The mass ratio between the host and X-galaxy is approximately 2.

The inner slope of the mass distribution is steeper than isothermal.

The diffuse emission in HST images is due to secondary lensing effects.

Abstract

We reinvestigate the Cosmic Lens All-Sky Survey (CLASS) gravitational lens B1152+199 using archived Hubble Space Telescope (HST) data and Very Long Baseline Interferometry (VLBI) data. A consistent luminosity ratio within effective radius between the host galaxy and the X-galaxy is measured from HST tri-band images, which leads to a mass ratio between the two galaxies as $r_b\sim 2$. To determine the role of the X-galaxy in the lens system, we modelled the dual-lens system with constraints from the VLBI-resolved jet components and the HST images. The 8.4-GHz global-VLBI data currently provide the most stringent constraints to the mass model, especially to the radial power-law slope. The optimized models for this two-image three-component radio lens favour a steeper-than-isothermal inner slope. The jet bending in image B was also investigated and it turned out to be rather a misalignment than a curvature.

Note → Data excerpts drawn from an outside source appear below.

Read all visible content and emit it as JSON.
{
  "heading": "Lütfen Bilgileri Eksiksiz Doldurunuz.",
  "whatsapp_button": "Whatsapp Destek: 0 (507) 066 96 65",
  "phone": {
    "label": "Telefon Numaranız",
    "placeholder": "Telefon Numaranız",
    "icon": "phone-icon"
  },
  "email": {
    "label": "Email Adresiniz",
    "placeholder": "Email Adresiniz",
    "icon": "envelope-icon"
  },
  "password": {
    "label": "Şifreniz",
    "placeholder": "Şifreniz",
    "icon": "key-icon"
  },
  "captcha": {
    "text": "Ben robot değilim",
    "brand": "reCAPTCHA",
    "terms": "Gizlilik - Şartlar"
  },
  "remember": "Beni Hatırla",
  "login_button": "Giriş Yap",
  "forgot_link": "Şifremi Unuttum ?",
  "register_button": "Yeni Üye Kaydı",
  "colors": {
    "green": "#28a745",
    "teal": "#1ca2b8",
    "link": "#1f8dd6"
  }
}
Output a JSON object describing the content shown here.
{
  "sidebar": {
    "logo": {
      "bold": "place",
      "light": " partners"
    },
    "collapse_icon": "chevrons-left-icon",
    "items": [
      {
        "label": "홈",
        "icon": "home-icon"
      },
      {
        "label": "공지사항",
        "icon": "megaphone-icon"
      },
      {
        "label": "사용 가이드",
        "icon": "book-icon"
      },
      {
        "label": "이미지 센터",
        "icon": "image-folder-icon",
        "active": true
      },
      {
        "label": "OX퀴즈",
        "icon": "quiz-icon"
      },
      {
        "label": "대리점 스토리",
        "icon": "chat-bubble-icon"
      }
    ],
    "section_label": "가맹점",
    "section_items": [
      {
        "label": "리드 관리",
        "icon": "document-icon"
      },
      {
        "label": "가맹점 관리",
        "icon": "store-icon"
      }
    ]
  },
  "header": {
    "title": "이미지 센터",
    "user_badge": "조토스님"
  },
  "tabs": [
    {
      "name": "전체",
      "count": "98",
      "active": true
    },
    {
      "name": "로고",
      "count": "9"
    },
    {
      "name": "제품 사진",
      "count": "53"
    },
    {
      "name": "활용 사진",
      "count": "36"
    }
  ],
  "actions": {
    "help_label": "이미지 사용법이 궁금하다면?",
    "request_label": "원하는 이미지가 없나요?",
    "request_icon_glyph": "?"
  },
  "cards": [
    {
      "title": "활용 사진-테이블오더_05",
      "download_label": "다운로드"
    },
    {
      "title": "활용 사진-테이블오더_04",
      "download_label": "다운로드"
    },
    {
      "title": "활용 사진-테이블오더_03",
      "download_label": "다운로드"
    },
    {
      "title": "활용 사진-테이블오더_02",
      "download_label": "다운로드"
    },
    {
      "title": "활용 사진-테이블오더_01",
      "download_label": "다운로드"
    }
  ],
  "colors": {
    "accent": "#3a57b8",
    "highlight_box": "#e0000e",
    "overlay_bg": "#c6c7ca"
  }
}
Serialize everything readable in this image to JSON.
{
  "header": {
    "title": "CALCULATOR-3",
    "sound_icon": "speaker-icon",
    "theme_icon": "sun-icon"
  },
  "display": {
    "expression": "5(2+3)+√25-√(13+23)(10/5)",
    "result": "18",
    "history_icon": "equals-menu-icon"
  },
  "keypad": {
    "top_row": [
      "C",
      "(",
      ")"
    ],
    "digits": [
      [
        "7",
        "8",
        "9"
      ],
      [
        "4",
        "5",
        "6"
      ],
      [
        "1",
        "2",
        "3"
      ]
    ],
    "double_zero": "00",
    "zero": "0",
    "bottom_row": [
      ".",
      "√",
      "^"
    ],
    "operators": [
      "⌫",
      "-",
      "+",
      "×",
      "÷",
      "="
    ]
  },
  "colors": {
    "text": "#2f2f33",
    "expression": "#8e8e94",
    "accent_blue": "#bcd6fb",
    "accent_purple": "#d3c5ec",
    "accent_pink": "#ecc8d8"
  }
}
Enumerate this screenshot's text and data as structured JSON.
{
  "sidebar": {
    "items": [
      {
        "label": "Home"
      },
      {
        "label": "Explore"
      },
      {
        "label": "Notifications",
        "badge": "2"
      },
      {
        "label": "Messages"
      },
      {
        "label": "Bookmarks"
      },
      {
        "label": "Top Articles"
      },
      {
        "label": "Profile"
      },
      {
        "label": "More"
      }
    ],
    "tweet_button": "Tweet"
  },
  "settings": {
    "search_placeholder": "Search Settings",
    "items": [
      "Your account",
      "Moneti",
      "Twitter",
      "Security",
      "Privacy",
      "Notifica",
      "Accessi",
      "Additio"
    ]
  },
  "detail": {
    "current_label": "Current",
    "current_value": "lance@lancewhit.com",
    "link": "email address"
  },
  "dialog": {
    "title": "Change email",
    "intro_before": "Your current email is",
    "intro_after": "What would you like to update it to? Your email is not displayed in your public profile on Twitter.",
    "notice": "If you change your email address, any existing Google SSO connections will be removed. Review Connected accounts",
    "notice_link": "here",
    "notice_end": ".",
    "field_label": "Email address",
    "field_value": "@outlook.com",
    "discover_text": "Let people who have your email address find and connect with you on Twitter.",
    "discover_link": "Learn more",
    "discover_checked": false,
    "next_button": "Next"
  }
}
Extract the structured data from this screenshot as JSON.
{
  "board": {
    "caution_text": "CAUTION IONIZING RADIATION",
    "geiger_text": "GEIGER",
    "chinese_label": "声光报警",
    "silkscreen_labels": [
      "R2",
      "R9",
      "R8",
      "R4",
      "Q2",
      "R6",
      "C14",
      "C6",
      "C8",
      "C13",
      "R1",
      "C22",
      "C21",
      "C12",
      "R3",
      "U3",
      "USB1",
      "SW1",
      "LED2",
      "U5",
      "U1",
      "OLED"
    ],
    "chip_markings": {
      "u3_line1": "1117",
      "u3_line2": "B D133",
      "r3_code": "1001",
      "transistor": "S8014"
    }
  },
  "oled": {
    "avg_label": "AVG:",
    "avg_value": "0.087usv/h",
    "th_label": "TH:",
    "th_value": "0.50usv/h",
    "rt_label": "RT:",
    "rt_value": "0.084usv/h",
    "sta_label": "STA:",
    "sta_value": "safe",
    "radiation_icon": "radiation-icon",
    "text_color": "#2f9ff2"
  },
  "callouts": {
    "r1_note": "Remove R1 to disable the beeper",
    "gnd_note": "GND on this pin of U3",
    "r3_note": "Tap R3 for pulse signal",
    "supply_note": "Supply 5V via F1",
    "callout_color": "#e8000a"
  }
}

The goodness of fit indicates that the role of the X-galaxy is crucial in the lens system if three pairs of resolved jet components are to be fitted. When we imported the optimal model from radio constraints to optical modelling with the HST tri-band data, the optimization kept the consistency of the optimal model and successfully reproduced the features observed in the HST images. This implies that the diffuse emission discovered in the HST images is actually a detection of the secondary lensing effects from the companion lens.